Many biological systems are able to dynamically rearrange their components through a sequence of configurations in order to perform their functions, such as neurons altering their synaptic strengths to generate a sequence of activity patterns, or protein assemblies rearranging their composition to go through several stages of processing substrates. Such dynamic processes have been studied using network models that sequentially retrieve a set of stored patterns by controlling inputs to the network components (“input modulation”).
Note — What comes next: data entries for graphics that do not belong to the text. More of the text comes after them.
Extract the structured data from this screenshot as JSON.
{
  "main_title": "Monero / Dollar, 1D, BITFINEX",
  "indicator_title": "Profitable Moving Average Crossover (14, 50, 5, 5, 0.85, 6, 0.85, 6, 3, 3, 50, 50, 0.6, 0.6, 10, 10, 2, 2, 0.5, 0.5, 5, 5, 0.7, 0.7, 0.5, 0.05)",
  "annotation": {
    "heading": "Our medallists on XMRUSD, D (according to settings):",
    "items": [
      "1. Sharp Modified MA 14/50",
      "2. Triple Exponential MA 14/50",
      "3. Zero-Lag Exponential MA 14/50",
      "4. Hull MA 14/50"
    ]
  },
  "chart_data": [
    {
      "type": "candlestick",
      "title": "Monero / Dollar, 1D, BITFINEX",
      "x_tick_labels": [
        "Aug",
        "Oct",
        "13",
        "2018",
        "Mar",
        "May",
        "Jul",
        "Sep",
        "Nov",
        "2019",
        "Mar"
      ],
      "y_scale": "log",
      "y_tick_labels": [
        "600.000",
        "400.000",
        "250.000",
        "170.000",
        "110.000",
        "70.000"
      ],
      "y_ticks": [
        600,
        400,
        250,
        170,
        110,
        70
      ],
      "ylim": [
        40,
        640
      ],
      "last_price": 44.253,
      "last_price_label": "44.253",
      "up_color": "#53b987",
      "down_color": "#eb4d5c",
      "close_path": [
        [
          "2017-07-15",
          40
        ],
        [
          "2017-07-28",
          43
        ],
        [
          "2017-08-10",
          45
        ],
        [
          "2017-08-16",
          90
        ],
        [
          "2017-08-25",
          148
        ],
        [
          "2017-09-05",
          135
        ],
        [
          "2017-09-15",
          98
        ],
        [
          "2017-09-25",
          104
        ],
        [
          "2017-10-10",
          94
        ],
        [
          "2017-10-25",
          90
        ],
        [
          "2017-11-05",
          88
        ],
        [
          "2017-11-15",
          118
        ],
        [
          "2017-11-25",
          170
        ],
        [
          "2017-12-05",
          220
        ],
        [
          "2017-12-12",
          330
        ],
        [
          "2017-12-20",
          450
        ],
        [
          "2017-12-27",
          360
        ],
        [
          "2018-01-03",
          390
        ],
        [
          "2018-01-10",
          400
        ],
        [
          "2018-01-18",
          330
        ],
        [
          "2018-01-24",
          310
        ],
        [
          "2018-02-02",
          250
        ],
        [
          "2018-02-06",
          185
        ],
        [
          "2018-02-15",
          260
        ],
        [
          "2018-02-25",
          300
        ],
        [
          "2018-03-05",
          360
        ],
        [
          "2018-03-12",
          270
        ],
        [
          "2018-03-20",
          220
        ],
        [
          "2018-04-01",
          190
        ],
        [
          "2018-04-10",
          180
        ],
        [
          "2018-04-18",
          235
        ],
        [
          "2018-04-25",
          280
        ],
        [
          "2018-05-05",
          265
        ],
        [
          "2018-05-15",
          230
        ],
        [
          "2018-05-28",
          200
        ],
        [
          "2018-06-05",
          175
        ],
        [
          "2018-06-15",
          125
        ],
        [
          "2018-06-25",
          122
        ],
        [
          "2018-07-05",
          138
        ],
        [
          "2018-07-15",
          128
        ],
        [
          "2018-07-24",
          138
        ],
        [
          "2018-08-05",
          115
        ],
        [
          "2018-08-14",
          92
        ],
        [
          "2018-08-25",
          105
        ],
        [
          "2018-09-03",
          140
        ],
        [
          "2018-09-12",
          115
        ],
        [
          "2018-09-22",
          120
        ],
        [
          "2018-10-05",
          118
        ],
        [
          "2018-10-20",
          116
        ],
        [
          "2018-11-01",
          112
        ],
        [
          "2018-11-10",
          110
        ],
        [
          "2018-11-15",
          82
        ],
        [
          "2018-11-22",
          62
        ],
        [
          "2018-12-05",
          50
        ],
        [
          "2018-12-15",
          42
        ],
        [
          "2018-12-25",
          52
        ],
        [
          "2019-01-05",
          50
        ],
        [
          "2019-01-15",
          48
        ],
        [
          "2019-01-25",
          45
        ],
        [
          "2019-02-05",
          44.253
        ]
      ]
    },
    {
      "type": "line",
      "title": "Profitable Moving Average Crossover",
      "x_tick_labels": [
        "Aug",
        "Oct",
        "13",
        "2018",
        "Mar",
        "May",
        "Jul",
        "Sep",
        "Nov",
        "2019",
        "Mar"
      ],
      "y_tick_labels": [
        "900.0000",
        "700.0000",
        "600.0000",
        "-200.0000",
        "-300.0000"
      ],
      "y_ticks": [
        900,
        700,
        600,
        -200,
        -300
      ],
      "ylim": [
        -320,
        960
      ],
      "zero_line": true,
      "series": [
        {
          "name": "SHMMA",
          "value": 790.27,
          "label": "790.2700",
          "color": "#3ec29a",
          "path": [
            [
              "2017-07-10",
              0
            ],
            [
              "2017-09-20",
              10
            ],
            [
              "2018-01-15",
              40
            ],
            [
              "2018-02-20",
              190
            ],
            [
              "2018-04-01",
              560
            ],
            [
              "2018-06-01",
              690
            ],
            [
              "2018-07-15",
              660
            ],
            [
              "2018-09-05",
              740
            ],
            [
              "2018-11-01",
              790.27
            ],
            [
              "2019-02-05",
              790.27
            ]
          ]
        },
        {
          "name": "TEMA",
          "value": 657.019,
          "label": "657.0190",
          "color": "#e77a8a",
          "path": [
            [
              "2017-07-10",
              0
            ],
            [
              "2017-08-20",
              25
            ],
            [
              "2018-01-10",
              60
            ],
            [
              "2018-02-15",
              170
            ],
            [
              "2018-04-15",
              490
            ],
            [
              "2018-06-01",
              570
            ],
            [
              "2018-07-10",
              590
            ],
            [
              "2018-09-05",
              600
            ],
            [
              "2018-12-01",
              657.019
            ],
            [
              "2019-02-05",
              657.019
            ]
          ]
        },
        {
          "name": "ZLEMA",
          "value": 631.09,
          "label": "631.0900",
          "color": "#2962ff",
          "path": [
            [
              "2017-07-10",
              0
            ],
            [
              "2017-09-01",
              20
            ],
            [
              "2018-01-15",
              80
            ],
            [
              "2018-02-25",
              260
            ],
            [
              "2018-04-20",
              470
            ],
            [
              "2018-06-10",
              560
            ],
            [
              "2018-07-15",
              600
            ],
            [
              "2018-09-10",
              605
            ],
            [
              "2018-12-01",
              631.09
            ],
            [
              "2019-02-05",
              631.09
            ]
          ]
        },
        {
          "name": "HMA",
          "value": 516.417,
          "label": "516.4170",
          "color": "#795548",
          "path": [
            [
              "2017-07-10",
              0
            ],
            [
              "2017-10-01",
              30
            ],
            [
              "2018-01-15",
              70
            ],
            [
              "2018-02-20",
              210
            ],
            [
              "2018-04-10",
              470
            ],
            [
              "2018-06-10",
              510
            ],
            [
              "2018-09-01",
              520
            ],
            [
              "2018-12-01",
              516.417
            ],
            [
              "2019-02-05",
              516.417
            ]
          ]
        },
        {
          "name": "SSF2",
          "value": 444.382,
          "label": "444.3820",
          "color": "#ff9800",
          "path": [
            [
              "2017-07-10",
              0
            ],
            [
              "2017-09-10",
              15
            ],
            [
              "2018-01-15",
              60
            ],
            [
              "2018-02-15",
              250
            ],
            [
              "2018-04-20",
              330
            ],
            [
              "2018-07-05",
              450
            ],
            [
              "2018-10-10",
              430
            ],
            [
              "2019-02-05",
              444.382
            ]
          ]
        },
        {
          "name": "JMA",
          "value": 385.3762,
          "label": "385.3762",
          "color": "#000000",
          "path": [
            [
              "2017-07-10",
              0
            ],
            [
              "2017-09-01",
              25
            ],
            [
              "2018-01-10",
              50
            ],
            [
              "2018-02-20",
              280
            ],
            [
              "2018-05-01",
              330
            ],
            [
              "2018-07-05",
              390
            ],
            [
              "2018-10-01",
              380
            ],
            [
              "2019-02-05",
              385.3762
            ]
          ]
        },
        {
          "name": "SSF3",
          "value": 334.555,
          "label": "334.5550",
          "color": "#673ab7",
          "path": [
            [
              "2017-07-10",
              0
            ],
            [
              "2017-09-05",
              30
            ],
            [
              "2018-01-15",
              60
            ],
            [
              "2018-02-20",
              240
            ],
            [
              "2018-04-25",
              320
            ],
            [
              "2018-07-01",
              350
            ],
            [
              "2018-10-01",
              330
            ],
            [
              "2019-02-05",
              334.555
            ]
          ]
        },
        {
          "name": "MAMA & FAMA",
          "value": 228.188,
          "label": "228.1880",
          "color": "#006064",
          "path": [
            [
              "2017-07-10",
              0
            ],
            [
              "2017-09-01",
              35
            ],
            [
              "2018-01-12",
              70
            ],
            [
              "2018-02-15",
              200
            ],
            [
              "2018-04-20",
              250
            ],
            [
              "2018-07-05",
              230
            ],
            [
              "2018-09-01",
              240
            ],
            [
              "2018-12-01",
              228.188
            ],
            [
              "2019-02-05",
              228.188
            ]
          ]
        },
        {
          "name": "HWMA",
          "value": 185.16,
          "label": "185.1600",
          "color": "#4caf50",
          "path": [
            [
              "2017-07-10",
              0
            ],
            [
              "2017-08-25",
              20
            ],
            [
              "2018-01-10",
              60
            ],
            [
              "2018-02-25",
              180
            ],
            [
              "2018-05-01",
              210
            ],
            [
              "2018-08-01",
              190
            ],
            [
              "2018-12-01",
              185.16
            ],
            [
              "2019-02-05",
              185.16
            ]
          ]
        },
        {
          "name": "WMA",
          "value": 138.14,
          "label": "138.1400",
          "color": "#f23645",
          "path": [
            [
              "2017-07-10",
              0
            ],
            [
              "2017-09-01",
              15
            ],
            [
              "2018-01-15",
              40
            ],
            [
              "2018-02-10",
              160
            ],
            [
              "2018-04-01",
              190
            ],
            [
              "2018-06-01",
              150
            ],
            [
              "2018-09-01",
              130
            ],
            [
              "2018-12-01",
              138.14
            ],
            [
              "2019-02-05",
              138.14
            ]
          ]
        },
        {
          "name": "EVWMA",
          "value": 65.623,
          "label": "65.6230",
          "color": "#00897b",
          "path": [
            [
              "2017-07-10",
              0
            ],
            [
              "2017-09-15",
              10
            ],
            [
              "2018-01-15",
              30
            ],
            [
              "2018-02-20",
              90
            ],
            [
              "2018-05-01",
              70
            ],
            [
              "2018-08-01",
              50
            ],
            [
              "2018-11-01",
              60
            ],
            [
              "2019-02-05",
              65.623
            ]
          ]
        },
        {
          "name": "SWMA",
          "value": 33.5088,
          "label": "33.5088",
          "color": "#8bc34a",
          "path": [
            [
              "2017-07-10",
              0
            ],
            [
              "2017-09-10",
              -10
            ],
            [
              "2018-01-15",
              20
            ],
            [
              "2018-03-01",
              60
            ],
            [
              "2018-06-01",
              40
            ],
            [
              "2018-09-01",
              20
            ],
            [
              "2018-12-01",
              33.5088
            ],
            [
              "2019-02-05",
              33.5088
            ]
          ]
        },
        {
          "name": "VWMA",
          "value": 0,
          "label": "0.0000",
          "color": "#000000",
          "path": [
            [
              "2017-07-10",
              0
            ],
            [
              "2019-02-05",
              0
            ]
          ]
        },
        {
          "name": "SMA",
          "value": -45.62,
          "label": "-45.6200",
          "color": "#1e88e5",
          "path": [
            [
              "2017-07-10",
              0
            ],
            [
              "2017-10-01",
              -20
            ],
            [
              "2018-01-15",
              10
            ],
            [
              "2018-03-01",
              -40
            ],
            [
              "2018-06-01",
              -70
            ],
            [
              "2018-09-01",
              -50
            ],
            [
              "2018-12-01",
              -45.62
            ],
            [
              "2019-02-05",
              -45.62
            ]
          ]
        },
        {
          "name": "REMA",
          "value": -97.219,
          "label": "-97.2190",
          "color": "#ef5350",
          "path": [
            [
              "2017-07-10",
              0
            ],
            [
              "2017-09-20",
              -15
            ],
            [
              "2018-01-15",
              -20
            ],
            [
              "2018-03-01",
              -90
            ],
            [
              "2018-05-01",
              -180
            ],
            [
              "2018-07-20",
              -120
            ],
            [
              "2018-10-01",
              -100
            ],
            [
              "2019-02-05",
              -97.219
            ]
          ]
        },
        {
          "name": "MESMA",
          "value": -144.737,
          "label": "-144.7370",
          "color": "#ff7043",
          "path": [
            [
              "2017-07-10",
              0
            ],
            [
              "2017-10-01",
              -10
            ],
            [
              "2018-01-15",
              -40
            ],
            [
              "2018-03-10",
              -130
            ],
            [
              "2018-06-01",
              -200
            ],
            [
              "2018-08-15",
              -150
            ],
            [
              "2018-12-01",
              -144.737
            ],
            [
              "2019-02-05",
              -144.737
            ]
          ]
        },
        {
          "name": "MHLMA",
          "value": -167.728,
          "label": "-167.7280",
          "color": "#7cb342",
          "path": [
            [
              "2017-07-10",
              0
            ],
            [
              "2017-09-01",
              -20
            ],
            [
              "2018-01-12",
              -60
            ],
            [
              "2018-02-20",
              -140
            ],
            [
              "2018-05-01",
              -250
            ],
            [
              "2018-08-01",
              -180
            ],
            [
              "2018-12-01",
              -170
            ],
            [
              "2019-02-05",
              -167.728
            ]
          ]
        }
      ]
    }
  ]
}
In contrast, we introduced a new class of models that can retrieve dynamic sequences by modifying the interactions among the components (“interaction modulation”) [ref]. We showed that interaction modulation models can robustly retrieve patterns with different activity levels and have a much larger dynamic storage capacity. Such interaction modulation may be a new paradigm for modeling complex collective dynamics.

Internal representation of the environment

Organisms are “evolved matter” whose form and function have been shaped by the environment that they have encountered. Compared to inorganic matter that reacts to external conditions in simple aimless ways, organisms exhibit far more complex responses to environmental stimuli, as seen in remarkable examples of morphological adaptations and behavioral strategies. These sophisticated responses reflect a knowledge of the environment that has been accumulated over the course of evolution as well as during individuals’ lifetime. Such knowledge can be described as an internal representation of the environment that organisms rely on to process information and react accordingly.

  • epigenetic inheritance and evolutionary learning

In the example of bet-hedging, a population benefits from phenotypic diversity if the distribution of phenotypes matches the variability of the environment. In this sense, the amount of diversity maintained in the population is a representation of the environmental statistics. To attain the optimal phenotype diversity, however, organisms must overcome an apparent mismatch in timescale: the individual lifespan is too short for gathering information about the environmental statistics. We proposed an “evolutionary learning” process, by which the phenotype distribution of the population can be dynamically adapted [ref]. It happens if each organism alters the phenotype distribution of its offspring to increase the frequency of its own phenotype, analogous to Hebbian learning in neuroscience. This process may be realized through various mechanisms of epigenetic inheritance, which are actively studied in biology.

  • phenotypic plasticity and environment-to-phenotype mapping

Phenotypic plasticity is the ability of organisms to develop alternative phenotypes depending on environmental cues. It is an important aspect of evolution, because in such cases the environment plays not only a selective but also a formative role. We proposed to describe phenotypic plasticity by a mapping from environmental cues to phenotypic traits, which is an abstraction of many possible mechanisms for gene regulation. Using this “environment-to-phenotype mapping”, we showed that the evolutionary benefit of phenotypic plasticity is determined by the predictability of future environment at the time of development [ref]. Moreover, depending on the noise in environmental cues and the strength of natural selection, phenotypic plasticity can give rise to different strategies for adapting to varying environments, including “unvarying” (where organisms express a constant “generalist” phenotype), “tracking” (where organisms match phenotypes to the environment), and “bet-hedging” [ref].